Operational Turnaround Initiatives
In response to financial pressures, TreeSap launched multiple operational initiatives in 2024, including a strategic turnaround of its Southwest division. The Company aimed to increase division revenue by $5 million, leveraging normalized weather conditions and traffic patterns. Additional actions included:
- Workforce Optimization: Reduced labor costs through a Q4 2024 workforce reduction in the Southwest division.
- Operational Consolidation: Streamlined operations by exiting facilities and consolidating at the Fallbrook location.
- Inventory Efficiency: Implemented SKU rationalization with major retail partners to optimize inventory, increase turnover, and cut costs.
The Company stated that while these initiatives were expected to generate meaningful financial improvements, they did not have the necessary capital and time to fully execute them.

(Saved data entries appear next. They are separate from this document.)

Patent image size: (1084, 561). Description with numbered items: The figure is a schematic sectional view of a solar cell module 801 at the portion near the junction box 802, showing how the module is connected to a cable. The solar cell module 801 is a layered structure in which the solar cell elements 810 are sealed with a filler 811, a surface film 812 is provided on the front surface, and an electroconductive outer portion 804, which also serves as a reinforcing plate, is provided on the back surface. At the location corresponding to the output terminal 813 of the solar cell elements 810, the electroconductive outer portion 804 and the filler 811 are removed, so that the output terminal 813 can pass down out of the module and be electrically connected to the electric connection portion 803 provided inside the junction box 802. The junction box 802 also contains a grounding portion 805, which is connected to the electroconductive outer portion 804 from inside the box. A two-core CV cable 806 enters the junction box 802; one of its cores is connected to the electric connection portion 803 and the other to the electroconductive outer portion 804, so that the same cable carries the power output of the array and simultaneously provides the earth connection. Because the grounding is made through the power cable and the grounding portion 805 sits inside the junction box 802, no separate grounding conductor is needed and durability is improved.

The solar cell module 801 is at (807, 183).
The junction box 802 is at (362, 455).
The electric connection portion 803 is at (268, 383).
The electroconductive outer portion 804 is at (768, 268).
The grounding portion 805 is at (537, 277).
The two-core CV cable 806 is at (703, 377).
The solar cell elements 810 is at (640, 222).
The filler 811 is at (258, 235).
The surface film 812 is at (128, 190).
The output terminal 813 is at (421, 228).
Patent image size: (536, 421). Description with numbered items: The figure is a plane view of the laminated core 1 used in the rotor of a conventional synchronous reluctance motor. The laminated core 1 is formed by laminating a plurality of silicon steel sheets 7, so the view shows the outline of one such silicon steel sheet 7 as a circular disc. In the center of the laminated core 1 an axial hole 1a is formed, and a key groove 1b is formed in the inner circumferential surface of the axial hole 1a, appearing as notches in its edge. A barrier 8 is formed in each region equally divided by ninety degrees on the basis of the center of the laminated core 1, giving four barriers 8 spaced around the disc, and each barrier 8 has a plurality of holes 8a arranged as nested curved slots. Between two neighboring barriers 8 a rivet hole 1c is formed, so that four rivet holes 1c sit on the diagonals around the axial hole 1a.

Advisor Engagement and Prepetition Negotiations
In July 2024, TreeSap retained Armory Securities to explore refinancing alternatives and engage with its Prepetition Lenders.
- Despite extensive negotiations, third-party financing proposals stalled due to the Prepetition Lenders' opposition to extensions or concessions.
By late 2024, the Company shifted its focus toward securing direct funding and maturity extensions from its Prepetition Lenders.
- On December 31, 2024, TreeSap and the Prepetition Lenders agreed to a $3 million funding arrangement and appointed Bret Jacobs as Chief Restructuring Officer (CRO).
- Jacobs and his firm, The Keystone Group, were tasked with assessing the Company’s financial position, preparing forecasts, and engaging with stakeholders.
DIP Financing and Chapter 11 Process
Facing an imminent liquidity shortfall, and at the direction of its Prepetition Lenders, TreeSap pivoted to securing postpetition financing. At the same time, the Company sought additional time to explore strategic alternatives to maximize stakeholder recoveries.
On January 28, 2025, the Prepetition Lenders agreed to provide an additional $3.2 million in critical funding. However, this funding was contingent on TreeSap filing for Chapter 11 by February 3, 2025.
- Subsequent negotiations led the Prepetition Lenders to extend the February 3 filing deadline, allowing more time for TreeSap to pursue its strategic alternatives.
- According to the Company, despite third-party expressions of interest in transactions or refinancing options during this period, increasing liquidity pressures ultimately forced the Prepetition Lenders to refuse any further extension of the filing deadline.
The Debtors filed for Chapter 11 protection on February 24, 2025, in the U.S. Bankruptcy Court for the Southern District of Texas. On February 25, 2025, the Court approved an interim DIP Order that allows TreeSap to secure up to $51 million in postpetition financing through a delayed multiple-draw term loan facility. The facility consists of:
- Up to $22 million in new money and $29 million in roll-up loans (converting prepetition obligations into DIP obligations).
- An immediate draw of $14 million available, split equally between new money and roll-up loans.
- The Prepetition Lenders serving as the DIP Lender.
Upon entry of the Final Order, an additional $22 million in prepetition loans will convert into DIP obligations, fully effectuating the roll-up. The DIP financing is intended to provide necessary liquidity to sustain operations throughout the Chapter 11 process while preserving the Debtors' asset base for a potential sale or restructuring.